Egyptian authorities say 14 members of the banned Muslim Brotherhood group were arrested while holding a secret meeting at the home of a schoolteacher in the northern Sharqiya governorate. The Muslim Brotherhood says only 13 were arrested, and a statement posted on the group's website said the men were attending a course on making shampoo.
Although officially banned since 1954, the Muslim Brotherhood is Egypt's largest opposition party. It won almost 20 percent of the lower house of parliament, known as the People's Assembly, by running candidates as independents.
Muslim Brotherhood Deputy Guide Mohamed Habib says the group will field 20 candidates in the June elections for the upper house of parliament known as the Shura Council.
"We do not have a single member in the Shura Council," he said. "This means that our experience with Shura Council elections is bitter, saddening, and sorrowful because it has always misrepresented the will of the voters by 100 percent."
Sunday is the registration deadline for candidates running in Shura Council elections, scheduled for June 11. Mohamed Habib says that 15 Muslim Brotherhood candidates have completed the registration process, while another five who have been blocked by the Interior Ministry are appealing to administrative courts.
Shura roughly translates into English as "consultative". The powers of the council are much more limited than the People's Assembly.
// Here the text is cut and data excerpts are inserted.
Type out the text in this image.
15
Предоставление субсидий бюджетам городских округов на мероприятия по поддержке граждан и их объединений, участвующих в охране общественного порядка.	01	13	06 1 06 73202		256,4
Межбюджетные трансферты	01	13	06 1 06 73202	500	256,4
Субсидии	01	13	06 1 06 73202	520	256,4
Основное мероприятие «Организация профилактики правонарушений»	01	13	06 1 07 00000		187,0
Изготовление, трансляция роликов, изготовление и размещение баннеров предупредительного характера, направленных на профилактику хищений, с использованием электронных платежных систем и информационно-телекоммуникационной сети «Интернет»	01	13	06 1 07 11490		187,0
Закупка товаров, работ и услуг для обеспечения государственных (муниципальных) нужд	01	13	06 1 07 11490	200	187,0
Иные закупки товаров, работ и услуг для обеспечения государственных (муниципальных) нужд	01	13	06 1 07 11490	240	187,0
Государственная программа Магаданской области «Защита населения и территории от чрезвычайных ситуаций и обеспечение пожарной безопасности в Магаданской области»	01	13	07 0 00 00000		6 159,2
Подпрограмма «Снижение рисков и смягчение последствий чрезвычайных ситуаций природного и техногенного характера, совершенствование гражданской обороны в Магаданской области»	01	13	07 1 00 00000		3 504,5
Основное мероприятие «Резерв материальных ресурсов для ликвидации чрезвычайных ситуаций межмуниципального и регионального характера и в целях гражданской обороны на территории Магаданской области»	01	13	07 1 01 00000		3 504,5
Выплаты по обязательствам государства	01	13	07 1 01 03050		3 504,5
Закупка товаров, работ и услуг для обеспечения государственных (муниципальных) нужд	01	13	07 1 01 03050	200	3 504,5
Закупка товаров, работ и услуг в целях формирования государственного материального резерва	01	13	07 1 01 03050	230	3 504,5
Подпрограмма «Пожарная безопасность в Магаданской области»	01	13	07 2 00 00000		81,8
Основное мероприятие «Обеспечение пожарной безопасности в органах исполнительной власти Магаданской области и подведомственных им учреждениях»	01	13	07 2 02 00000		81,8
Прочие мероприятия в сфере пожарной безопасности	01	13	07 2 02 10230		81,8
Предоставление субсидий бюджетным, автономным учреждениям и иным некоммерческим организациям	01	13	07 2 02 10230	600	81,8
Hala Mustafa is the editor of the Egyptian journal Democracy.
"I think the issue of succession is more important than the Shura in itself, but since this council will stay until the next term of the presidential election I think that is why the conflict is more severe and crucial in the moment," said Hala Mustafa.
Mustafa says critics claim President Mubarak is planning to have his son Gamal succeed him, and that the government is cracking down on groups such as the Muslim Brotherhood to silence opposition to the move.
"Of course, because the new law and article 76 of the constitution that deals with presidential elections require 230 signatures from all of the representative houses," said Mustafa. "Of course the People's assembly and the Shura Council and also the local representative houses. That is why it is more important than any other council or any other election."
More than 300 members of the Muslim Brotherhood are held by the Egyptian government, many without being charged. Last week, the Supreme Administrative Court overturned a lower court's decision and is allowing the government to try 40 members of the group in a closed session before a military tribunal.